The CDC recommends checking your home for the contaminated cereal and either tossing it or returning it to the store for a refund, even if no one in your house has gotten sick yet. If you normally remove your cereal from the bag and store it in a cannister, dump the cereal and wash out the container with warm, soapy water before using it again to ensure you’ve removed all the bad bacteria.

Honey Smacks Kellogg's Recall

(Photo Credit: Courtesy of the U.S. Food and Drug Administration) 

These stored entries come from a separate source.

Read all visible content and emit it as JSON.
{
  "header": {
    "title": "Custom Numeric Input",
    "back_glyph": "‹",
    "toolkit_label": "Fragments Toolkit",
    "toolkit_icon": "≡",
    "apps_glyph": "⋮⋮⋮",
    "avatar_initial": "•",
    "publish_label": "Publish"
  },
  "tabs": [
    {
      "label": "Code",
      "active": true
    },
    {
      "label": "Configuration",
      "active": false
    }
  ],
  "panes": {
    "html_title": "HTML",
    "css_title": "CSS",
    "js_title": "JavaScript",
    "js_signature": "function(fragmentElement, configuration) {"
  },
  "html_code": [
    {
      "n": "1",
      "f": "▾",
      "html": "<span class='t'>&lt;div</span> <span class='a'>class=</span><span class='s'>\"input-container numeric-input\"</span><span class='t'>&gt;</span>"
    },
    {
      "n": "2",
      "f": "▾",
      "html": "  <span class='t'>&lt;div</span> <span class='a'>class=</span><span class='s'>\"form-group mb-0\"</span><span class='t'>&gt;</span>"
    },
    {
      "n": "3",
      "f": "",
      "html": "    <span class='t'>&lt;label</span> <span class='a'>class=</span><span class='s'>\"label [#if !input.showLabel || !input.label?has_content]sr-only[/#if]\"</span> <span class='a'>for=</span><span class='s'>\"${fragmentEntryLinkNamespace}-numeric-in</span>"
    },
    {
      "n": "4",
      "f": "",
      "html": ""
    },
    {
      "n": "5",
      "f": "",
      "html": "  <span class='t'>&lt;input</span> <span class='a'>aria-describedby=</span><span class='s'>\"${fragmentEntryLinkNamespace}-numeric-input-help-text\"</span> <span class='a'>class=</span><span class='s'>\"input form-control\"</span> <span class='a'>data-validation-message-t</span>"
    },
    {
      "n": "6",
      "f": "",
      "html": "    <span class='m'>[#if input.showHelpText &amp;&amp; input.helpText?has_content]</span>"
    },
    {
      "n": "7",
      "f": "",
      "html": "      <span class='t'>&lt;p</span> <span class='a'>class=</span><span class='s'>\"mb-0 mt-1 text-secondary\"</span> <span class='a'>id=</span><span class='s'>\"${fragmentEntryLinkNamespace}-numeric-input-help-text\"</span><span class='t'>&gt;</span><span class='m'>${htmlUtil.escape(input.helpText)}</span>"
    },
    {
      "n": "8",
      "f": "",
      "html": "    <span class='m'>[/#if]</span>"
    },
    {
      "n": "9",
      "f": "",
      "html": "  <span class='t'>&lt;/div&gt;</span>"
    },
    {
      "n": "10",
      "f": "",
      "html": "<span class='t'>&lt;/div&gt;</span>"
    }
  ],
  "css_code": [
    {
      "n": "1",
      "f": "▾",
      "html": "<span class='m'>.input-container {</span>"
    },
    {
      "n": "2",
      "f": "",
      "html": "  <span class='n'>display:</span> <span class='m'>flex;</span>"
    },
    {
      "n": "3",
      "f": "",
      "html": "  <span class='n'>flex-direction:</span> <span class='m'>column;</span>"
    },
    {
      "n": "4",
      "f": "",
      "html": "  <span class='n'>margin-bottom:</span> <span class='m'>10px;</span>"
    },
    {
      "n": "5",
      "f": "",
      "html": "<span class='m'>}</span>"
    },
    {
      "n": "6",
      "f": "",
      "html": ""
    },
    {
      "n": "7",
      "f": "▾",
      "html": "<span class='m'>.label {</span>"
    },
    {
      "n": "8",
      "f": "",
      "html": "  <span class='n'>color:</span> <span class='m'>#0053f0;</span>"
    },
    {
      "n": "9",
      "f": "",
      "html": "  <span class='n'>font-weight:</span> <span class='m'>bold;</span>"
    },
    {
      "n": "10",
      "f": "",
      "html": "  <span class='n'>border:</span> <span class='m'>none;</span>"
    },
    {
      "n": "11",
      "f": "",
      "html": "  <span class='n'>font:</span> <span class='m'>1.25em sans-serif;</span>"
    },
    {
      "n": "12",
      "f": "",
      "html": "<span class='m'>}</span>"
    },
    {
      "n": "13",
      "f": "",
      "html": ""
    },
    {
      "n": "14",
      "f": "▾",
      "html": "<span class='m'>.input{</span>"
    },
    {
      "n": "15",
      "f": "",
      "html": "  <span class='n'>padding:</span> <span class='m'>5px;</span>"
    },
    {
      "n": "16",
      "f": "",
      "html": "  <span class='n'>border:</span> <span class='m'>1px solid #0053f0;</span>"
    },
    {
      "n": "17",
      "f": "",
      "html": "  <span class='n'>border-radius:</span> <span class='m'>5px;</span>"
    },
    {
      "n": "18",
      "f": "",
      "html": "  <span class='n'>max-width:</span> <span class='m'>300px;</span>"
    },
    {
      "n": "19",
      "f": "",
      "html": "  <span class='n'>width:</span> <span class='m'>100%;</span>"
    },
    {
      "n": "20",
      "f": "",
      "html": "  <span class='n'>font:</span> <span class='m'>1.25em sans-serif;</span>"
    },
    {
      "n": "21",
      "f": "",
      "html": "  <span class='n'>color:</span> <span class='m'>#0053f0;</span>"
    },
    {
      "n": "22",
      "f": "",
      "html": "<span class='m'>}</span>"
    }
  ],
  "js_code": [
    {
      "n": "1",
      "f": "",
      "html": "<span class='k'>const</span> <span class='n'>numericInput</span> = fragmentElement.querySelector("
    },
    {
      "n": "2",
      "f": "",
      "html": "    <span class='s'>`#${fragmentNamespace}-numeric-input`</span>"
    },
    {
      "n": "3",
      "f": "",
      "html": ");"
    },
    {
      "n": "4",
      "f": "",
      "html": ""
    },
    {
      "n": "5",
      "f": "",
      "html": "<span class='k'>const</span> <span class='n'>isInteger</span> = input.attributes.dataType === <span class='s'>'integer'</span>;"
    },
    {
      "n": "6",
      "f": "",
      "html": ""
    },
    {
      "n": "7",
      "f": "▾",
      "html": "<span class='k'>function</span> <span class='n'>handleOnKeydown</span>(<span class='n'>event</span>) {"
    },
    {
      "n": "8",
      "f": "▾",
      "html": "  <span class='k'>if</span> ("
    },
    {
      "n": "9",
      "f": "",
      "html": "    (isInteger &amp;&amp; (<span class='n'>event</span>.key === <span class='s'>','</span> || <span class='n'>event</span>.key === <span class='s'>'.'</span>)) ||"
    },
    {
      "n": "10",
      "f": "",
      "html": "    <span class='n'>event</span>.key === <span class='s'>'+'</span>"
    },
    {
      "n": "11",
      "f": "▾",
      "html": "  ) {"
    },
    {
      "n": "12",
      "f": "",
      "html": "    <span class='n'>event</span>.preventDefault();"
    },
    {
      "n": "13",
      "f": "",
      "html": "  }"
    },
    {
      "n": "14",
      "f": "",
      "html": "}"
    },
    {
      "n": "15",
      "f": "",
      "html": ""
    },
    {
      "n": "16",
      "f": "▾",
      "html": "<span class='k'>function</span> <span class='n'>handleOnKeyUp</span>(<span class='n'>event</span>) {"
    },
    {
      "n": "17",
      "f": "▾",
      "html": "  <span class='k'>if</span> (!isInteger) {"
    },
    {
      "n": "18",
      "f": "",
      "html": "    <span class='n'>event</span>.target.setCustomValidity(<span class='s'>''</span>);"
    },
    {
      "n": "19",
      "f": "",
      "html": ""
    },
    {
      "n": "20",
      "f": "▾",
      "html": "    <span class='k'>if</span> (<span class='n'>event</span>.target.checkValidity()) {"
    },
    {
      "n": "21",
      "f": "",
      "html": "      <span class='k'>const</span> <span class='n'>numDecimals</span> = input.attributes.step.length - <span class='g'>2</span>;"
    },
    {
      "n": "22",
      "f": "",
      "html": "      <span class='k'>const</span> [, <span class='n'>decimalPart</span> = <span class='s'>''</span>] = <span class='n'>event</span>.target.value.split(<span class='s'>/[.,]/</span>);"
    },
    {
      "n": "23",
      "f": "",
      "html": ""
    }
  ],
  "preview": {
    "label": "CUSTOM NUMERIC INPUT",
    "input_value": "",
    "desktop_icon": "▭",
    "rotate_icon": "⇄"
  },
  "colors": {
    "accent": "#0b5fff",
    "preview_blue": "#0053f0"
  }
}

So far, there have been a reported 73 cases and 24 hospitalizations in 31 states, according to the CDC. There have been no reported deaths as of this writing. Though Kellogg’s has already issued a voluntary recall, the affected products were shipped to stores across the United States as well as Guam, Saipan, and internationally. The 31 states where cases of salmonella infections were reported are Alabama (2), Arizona (1), California (5), Connecticut (3), Georgia (2), Illinois (1), Indiana (3), Kentucky (1), Louisiana (2), Massachusetts (5), Maryland (1), Michigan (4), Mississippi (1), Montana (1), North Carolina (3), New Hampshire (1), New Jersey (3), New York (7), Ohio (1), Oklahoma (2), Oregon (1), Pennsylvania (5), Rhode Island (2), South Carolina (1), Tennessee (1), Texas (2), Utah (1), Virginia (4), Washington (3), Wisconsin (1), and West Virginia (3).

Salmonella is an infection that often manifests as diarrhea, stomach cramps, and fever. The infection usually lasts between four and seven days, and most people recover without needing treatment. In rare cases, a person will need to be hospitalized if their diarrhea is severe. Children, the elderly, and people with weakened immune systems are most likely to be develop an infection.

The recall follows another salmonella outbreak earlier this month from precut melon sold in major stores around the country.

The CDC’s investigation is ongoing, and we’ll continue to update this story if and when more news is available.